Genetic footprinting of MoMLV gag. Footprinting analyses of gag spanning nucleotides 1380–1946. (A) C terminus of MA and part of p12 (nucleotides 1380–1550). (B) Rest of p12 and p12/CA border (nucleotides 1543–1715). (C) N terminus of CA (nucleotides 1705–1946). DNA from the unselected and selected libraries was used as a template for PCR. A primer complementary to the insertion was paired with one of many radiolabeled primers complementary to defined sites in gag. These sites lie within and just outside the region of mutagenesis. Lanes U contain PCR products made from unselected libraries, and lanes S contain products from selected libraries. Products were run adjacent to sequencing reactions (not shown) to allow the precise sizing of bands. A diagrammatic representation of bands is shown alongside the lanes. Red bars, read-through mutations; pink bars, mutants with stop codons; blue bars, viable mutants; and absence of blue bars, footprints. This figure is the result of several PCRs, with many primers, priming in both directions. The gels shown are representative of those used in the complete analysis. D and E show longer exposures of the areas outlined by dashed boxes in B and C. Bands not seen in shorter exposures are marked by asterisks. The nucleotide sequence of the relevant region of gag is depicted next to the bands to indicate the exact location of the corresponding insertions.
Fig. 3.
Fig. 3.
Functional map of gag. The nucleotide sequence of the mutagenized region of gag is shown, with the amino acid sequence directly below. Colored bars are described in the legend to Fig. 2. Footprints whose extent was greater than three amino acids in length are marked by horizontal lines and assigned a letter code (AH). Where the boundaries of a footprint are ambiguous because of a paucity of insertions in that region, the horizontal lines are dashed. The location of the 30 mutants analyzed by conventional methods are denoted by the nucleotide number immediately 5′ to the insertion.

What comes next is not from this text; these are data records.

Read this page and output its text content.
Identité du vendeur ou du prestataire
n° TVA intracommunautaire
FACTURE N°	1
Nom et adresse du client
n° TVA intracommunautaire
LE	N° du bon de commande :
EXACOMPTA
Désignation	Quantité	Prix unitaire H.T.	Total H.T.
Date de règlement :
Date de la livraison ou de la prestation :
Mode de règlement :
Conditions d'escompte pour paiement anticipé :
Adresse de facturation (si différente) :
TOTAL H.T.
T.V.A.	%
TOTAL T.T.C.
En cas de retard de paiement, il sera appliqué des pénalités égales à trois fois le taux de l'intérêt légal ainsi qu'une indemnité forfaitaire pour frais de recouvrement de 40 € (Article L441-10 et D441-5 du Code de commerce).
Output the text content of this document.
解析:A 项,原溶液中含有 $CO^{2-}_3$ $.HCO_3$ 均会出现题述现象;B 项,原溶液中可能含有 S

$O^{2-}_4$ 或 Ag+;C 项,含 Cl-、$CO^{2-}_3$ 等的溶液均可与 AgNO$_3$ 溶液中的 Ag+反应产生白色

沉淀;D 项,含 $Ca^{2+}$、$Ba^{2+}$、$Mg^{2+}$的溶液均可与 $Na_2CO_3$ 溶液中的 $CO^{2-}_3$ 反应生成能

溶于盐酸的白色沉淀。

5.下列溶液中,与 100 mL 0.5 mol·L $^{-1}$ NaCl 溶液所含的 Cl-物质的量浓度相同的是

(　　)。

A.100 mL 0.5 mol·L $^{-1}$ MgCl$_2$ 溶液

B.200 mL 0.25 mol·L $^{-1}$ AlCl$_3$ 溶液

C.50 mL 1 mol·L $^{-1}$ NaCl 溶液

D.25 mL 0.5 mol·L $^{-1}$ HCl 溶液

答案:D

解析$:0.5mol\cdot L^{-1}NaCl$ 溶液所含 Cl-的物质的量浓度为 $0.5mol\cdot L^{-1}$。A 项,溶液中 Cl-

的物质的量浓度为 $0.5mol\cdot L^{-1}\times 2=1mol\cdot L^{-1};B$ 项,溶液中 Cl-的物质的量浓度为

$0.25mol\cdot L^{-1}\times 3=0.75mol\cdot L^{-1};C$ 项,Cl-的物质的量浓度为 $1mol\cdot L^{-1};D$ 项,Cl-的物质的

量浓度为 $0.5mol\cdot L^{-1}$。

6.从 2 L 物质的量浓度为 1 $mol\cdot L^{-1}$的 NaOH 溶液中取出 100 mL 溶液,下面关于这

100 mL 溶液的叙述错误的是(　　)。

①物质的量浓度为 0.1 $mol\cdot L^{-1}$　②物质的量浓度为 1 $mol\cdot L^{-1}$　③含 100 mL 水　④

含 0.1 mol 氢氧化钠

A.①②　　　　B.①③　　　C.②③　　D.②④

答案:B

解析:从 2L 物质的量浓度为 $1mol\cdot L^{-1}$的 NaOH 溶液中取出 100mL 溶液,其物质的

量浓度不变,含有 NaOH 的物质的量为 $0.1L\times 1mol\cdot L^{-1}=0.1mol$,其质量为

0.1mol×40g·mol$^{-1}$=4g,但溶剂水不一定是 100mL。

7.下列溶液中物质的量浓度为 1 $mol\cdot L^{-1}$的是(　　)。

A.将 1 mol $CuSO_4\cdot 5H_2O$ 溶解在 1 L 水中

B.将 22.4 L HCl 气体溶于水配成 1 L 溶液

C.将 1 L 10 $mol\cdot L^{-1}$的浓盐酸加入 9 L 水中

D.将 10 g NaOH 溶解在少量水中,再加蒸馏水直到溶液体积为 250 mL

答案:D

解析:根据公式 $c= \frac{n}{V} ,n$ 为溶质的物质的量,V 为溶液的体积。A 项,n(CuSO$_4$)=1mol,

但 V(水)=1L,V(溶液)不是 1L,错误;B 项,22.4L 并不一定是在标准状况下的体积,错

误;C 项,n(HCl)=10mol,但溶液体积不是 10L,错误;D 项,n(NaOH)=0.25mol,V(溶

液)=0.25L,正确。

Mutants subjected to further detailed analysis (see Fig. 5) have a box drawn around their nucleotide number.
Fig. 4.
Fig. 4.
Validation of footprinting analysis by conventional methods. Mutant proviral DNAs were individually introduced into 293T cells. Medium was harvested 48 h later (posttransfection) and assayed for RT activity (indicating virion assembly and release). This supernatant was used to infect Rat2 cells, and RT activity was assayed 48 h later (postinfection). Values for RT activity are relative to wild type, which was set at 100%. The right-hand column shows whether these mutants were located within (–) or outside (+) footprints.
Fig. 5.
Fig. 5.
Stepwise conventional analysis of a few mutations. (A) MoMLV life cycle, focusing on specific steps that were analyzed for each mutant. (B–I) Data from each mutant are displayed in vertical rows, with each subsequent step represented directly below the previous one. Wild-type (WT) virus, gag deletion mutant (Δgag), and RT deletion mutant (ΔRT virus) were used as controls. Mock controls underwent identical treatments, except no proviral DNA was used in the transfection. (B) Expression of viral proteins in transfected cells. Cell lysates from transfected cells were analyzed by Western blots using anti-CA antibody. Arrows indicate positions of Gag precursor Pr65gag and CA. (C) Virion proteins. Virions harvested from transfected cells were analyzed by Western blots as in B.(D) Viral assembly and particle release. Cell supernatants were collected 48 and 72 h posttransfection and analyzed for RT activity. (E) PCR amplification of minus-strand strong-stop DNA [(–)ss DNA]. Primers amplify a 124-bp stretch of the R-U5 region. (F) PCR amplification of gag DNA, using one primer within the insertion and a second in the CA region. For WT virus and for plasmid pNCA, which do not contain insertions, no PCR product was seen. (G) PCR amplification of the LTR junction. Arrows indicate the position of the LTR-junction product. For the pNCA plasmid, primers amplify the β-lactamase gene located in the region between the two LTRs (arrowhead). (H) Amplification of mtDNA. (I) Viral infectivity measured by RT activity. Culture supernatants from infected Rat2 cells were harvested at day 4 and day 6 postinfection and assayed for RT activity.